Penelurusan jejak sejarah di Kota Madiun, selanjutnya bisa dilanjutkan ke jalan Diponegoro, yang duku bernama Jalan Wilhelmina. Di kawasan ini, terdapat bangunan bersejarah bernama gedung Bosbow. Bosbow atau Boschbouw diambil dari Bahasa Belanda, bosch yang berarti hutan atau kehutanan, dan bouw yang berarti gedung.
Pada era penjajahan, Bosbow merupakan sekolah kehutanan Madiun, cabang dari Sekolah Kehutanan Bogor.
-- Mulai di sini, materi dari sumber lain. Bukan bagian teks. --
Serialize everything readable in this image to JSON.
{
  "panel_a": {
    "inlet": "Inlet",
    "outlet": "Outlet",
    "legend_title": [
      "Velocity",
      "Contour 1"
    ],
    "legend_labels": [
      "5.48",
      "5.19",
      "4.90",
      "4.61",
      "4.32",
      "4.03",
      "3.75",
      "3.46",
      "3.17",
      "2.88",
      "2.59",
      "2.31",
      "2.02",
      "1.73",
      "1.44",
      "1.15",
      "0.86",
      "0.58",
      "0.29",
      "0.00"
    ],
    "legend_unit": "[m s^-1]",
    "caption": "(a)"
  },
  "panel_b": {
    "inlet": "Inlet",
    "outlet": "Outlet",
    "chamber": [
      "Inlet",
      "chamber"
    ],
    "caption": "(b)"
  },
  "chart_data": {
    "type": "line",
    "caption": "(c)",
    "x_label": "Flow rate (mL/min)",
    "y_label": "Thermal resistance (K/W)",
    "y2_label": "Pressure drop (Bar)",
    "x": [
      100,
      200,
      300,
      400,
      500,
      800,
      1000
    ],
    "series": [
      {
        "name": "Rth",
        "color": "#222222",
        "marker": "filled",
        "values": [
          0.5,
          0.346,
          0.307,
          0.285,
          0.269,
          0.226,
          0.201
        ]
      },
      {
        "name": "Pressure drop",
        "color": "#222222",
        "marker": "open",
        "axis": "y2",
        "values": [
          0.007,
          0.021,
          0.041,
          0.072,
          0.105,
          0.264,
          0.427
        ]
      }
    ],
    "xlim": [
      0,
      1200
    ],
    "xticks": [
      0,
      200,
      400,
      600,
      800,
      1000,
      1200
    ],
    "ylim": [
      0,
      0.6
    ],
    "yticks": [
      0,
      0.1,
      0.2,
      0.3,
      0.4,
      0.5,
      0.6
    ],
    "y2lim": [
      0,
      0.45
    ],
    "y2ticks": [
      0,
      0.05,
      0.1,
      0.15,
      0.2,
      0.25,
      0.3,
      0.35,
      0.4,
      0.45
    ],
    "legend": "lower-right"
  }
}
Pendirinya adalah JH Becking, seorang pimpinan Jawatan Kehutanan pada 26 Agustus 1939. Sekolah yang resminya bernama Opleiding School voor Inlandsche Ambtenaren (OSVIA) itu didirikan karena Madiun dkenal sebagai sentra hutan produksi jati di Jawa Timur.
Kini bangunan itu dijadikan perumahan prajurit Komando Resort Militer (Korem) 081 Dhirotsaha Jaya. Namun sayangnya, kondisinya juga sangat memprihatinkan. Tugu di atas rumah sudah miring dan hampir ambruk. Adapun kondisi cat dan atap rumah dibiarkan tidak terawatt. Padahal seandainya pemerintah daerah setempat mau lebih memperhatikan dan melestarikan kondisi bangunan cagar budaya tersebut, tentu bangunan Bosbow bisa dijadikan sebagai tempat tujuan wisatawan yang menarik. Bahkan, bukan tidak mungkin bangunan Bosbow bisa menjadi ikon bangunan bersejarah di Madiun.
BANTENG KETATON
Salah satu peninggalan benda bersejarah di kota Madiun yang sempat ‘disingkirkan’, namun sampai sekarang masih tetap ada adalah patung banteng Ketaton. Pembuatnya adalah pematung Trijoto Abdullah pada 1947. Patung itu dianggap mencerminkan semangat warga Madiun yang dikenal sebagai ‘the Flame of Java’ dalam menghadapi agresi militer Belanda pertama.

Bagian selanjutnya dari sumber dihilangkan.